Community and ready-made solutions. 13,700 community skills in ClawHub means there’s probably already a working integration for whatever you’re trying to do — Spotify, GitHub, Obsidian, Philips Hue, Stripe, and hundreds more. NanoClaw’s skill ecosystem is smaller and newer. You may need to build what you need.

Maturity and documentation. OpenClaw has been battle-tested by hundreds of thousands of users across every conceivable setup. The documentation is comprehensive. The community Discord has 10,000+ members. NanoClaw is newer and the documentation reflects that.

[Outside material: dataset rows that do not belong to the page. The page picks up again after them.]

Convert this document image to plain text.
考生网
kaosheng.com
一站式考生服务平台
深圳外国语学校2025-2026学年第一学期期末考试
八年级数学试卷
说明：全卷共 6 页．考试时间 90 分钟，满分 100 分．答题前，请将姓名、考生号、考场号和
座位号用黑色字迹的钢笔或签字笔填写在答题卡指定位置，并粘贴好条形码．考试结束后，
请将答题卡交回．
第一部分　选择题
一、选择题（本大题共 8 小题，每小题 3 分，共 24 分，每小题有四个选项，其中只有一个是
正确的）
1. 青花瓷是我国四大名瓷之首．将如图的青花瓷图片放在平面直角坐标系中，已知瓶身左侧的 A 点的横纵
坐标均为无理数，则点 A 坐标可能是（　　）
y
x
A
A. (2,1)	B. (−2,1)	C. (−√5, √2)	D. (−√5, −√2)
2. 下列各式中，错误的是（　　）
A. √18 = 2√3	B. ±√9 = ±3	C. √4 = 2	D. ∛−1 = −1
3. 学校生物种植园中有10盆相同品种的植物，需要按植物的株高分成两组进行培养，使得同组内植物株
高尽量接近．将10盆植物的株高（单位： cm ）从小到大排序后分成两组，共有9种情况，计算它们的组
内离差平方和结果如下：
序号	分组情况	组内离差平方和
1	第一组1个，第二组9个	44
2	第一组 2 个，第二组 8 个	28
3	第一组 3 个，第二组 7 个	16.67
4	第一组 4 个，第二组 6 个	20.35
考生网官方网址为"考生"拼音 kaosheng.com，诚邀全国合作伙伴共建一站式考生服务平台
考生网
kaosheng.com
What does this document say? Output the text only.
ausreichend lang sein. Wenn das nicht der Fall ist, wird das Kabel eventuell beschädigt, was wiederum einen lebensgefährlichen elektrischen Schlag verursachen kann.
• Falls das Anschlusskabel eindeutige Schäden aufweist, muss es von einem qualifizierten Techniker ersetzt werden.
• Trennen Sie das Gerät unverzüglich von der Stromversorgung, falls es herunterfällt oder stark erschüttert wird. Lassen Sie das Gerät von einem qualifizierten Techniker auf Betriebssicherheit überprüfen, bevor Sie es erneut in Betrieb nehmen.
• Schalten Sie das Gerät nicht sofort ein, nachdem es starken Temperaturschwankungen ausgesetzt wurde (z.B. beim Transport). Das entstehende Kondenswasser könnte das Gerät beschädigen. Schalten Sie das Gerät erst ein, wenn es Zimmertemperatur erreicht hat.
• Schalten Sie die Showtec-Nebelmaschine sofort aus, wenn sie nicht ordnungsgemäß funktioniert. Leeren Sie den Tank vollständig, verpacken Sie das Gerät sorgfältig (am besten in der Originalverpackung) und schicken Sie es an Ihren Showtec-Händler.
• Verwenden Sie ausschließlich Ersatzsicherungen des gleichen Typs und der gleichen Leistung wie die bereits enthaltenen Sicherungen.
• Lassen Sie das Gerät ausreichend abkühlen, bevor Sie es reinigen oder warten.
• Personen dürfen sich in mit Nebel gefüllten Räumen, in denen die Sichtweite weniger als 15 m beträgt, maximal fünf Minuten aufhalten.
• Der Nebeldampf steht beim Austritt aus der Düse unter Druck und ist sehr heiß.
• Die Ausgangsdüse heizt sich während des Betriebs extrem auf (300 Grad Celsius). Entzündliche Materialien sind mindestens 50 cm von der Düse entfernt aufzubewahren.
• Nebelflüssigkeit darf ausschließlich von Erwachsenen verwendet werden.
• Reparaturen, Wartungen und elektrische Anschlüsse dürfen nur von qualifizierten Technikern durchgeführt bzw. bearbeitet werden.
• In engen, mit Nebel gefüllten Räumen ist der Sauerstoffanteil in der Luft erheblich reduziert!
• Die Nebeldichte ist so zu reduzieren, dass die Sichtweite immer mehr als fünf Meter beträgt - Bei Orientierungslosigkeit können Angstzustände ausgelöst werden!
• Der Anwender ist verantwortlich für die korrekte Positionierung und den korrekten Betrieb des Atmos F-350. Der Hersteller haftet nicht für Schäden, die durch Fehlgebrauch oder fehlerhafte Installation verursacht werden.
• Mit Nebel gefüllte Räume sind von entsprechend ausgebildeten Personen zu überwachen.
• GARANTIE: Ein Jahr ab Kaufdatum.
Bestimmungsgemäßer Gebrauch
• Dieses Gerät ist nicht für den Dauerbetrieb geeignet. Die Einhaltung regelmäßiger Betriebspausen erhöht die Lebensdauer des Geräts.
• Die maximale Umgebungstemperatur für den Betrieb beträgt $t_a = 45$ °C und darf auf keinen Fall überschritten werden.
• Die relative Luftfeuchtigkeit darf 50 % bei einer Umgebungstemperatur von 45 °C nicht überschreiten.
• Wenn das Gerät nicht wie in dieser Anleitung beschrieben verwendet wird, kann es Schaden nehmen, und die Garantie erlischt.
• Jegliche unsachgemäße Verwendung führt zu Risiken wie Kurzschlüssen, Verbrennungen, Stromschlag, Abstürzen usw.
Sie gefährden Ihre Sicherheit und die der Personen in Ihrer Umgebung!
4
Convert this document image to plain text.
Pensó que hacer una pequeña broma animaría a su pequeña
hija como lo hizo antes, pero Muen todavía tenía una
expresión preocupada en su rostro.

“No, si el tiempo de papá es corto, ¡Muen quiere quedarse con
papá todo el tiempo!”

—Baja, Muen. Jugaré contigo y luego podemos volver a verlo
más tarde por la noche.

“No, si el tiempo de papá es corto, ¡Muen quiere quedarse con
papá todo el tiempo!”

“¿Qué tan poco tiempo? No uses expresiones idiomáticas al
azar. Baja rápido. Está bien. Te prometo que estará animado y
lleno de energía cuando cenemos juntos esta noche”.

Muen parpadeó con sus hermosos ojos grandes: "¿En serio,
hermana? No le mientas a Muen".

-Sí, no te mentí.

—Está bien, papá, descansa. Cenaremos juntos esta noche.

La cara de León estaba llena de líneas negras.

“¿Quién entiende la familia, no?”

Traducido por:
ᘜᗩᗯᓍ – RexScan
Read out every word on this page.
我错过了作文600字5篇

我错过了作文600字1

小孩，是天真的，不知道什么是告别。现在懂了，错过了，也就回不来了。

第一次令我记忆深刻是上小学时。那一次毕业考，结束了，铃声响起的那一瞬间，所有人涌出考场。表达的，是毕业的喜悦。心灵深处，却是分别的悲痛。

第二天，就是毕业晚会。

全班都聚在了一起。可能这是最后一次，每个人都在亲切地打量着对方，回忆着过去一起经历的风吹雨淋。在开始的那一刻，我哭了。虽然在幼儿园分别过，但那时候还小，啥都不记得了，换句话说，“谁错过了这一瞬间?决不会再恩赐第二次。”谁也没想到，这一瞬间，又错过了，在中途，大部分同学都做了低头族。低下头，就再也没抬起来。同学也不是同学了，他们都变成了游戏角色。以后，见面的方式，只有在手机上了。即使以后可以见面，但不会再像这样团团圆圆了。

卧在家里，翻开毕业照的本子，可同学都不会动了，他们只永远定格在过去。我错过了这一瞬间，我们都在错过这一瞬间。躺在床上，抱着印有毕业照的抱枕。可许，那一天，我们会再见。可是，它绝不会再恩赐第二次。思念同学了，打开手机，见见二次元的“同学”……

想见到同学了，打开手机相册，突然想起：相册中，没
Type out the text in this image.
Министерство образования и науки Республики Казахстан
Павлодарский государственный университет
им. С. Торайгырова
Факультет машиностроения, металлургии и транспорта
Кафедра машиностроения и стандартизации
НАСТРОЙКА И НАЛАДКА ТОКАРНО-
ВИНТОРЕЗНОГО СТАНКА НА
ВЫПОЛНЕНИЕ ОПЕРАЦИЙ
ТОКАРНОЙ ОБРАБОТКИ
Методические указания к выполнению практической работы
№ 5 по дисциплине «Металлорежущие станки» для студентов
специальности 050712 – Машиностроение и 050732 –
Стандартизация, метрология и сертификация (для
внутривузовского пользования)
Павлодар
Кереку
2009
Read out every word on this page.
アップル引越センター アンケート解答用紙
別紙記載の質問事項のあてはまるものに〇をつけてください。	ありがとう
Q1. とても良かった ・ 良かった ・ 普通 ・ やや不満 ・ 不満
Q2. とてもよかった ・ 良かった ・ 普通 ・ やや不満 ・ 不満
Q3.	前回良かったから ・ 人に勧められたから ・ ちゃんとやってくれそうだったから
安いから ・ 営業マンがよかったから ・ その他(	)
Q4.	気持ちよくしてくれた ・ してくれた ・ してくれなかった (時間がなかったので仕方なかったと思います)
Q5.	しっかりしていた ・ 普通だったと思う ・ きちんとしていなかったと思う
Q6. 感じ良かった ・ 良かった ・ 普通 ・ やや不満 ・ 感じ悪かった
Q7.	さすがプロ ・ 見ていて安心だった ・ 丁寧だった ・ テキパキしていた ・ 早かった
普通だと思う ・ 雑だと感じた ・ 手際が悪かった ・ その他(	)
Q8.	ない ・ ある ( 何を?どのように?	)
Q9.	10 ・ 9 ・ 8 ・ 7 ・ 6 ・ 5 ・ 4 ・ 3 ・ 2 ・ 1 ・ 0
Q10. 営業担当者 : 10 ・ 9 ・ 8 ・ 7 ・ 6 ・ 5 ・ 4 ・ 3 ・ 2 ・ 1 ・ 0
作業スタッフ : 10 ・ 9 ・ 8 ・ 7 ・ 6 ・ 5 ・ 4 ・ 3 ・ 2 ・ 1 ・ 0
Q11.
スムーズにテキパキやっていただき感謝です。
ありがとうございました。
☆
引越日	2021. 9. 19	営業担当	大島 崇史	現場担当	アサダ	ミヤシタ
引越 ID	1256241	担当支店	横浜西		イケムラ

Setup: NanoClaw is Simpler

# OpenClaw
npm install -g openclaw@latest
openclaw onboard --install-daemon
# Then: configure reverse proxy, add auth, move API keys out of plain text files...

# NanoClaw
# Self-hosted via Claude Code or managed via hosted service
# Each agent containerized automatically — no security configuration required

The OpenClaw onboarding wizard is good, but getting it production-ready involves work that isn’t in the wizard. NanoClaw’s security properties come from the architecture, not the configuration.

The OpenAI Situation

OpenClaw’s creator Peter Steinberger joined OpenAI in February 2026. This was an acqui-hire — the OpenClaw codebase stayed open-source and moved to the independent OpenClaw Foundation with OpenAI’s financial sponsorship. The project remains model-agnostic.

This is worth noting as a stability consideration: the original creator is no longer leading the project. The foundation governance is new. For NanoClaw, Gavriel Cohen continues to lead development at Qwibit.

Which Should You Use?

Choose NanoClaw if:

  • You need production-hardened security without extra configuration work
  • You’re building multi-agent workflows where agents collaborate
  • You want to understand and control exactly what your agent runtime does
  • You’re running on shared infrastructure or any network-accessible server

Choose OpenClaw if:

  • You need to connect to a long list of messaging platforms (Teams, Signal, iMessage, LINE, etc.)
  • You want access to the largest ecosystem of ready-made agent skills
  • You’re running a personal automation project on a local machine you trust
  • Community support and documentation volume matter to you

The honest overlap: Both platforms are actively developed and free. If you’re running a casual personal automation on a home server with no network exposure, OpenClaw’s larger ecosystem is probably worth the extra security setup. If you’re running anything on a VPS or anything that touches business-critical data, NanoClaw’s architecture is the right default.

Both are worth following. The agentic platform space is moving fast, and the gap between them is closing in both directions.